World health officials say the respiratory disease spreads through human-to-human contact, droplets carried through sneezing and coughing as well as germs left on inanimate objects. The coronavirus can go airborne, staying suspended in the air depending on factors such as heat and humidity, they said.

In a separate incident in the US, Adam Burdick, a choir conductor, informed the 121 members in an e-mail that amid the “stress and strain of concerns about the virus,” practice would proceed as scheduled at Mount Vernon Presbyterian Church.

Sixty singers showed up. A greeter offered hand sanitiser at the door, and members refrained from the usual hugs and handshakes.

“It seemed like a normal rehearsal, except that choirs are huggy places,” Burdick recalled. “We were making music and trying to keep a certain distance between each other.”

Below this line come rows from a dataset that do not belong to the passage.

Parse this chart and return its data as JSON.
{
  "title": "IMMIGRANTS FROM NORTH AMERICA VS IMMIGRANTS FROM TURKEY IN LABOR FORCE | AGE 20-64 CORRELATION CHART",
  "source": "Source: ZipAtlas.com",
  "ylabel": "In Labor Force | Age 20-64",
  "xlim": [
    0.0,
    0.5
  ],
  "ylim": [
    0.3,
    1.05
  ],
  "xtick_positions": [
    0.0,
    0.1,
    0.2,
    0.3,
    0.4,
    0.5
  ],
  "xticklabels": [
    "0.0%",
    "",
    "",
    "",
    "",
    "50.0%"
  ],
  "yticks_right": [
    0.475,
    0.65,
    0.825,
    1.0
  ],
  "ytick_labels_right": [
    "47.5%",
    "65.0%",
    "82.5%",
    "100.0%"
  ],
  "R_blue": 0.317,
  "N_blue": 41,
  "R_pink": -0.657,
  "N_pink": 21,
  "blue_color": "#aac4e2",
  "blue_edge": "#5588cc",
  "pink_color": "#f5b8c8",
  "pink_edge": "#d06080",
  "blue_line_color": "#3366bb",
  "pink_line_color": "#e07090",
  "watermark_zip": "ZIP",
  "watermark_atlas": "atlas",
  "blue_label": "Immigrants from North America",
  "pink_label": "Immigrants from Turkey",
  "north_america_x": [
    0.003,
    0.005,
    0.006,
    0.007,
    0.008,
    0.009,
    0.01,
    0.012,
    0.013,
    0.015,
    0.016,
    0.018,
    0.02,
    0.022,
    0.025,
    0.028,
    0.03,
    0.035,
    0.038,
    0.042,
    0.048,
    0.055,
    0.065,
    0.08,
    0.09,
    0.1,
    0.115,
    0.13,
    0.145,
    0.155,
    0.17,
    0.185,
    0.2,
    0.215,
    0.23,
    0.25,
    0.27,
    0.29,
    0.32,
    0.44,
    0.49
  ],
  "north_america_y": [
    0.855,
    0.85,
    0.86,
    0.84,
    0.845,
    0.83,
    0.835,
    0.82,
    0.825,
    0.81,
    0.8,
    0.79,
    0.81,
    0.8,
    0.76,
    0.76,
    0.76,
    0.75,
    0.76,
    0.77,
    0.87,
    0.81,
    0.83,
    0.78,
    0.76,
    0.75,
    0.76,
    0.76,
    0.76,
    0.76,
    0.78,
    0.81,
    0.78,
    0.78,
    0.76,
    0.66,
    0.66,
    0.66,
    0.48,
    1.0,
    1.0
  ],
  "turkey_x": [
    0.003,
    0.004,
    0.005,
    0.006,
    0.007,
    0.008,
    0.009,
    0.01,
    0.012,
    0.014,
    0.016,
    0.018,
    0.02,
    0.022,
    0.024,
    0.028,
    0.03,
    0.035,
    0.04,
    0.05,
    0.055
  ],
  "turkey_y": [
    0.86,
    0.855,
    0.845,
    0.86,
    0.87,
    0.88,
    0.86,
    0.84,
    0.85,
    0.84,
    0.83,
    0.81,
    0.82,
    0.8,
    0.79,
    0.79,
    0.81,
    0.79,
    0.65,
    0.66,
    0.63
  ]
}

After two and a half hours, the singers parted ways at 9 pm.

Nearly three weeks later, 45 have been diagnosed with COVID-19 or ill with the symptoms, at least three have been hospitalised, and two are dead.

The outbreak has stunned county health officials, who have concluded that the virus was almost certainly transmitted through the air from one or more people without symptoms.

In interviews with the Los Angeles Times, eight people who were at the rehearsal said that nobody there was coughing or sneezing or appeared ill.

Everybody came with their own sheet music and avoided direct physical contact. Some members helped set up or remove folding chairs. A few helped themselves to mandarins that had been put out on a table in back.

Experts said the choir outbreak is consistent with a growing body of evidence that the virus can be transmitted through aerosols — particles smaller than 5 micrometers that can float in the air for minutes or longer.

A study published March 17 in the New England Journal of Medicine found that when the virus was suspended in a mist under laboratory conditions it remained “viable and infectious” for three hours — though researchers have said that time period would probably be no more than a half-hour in real-world conditions.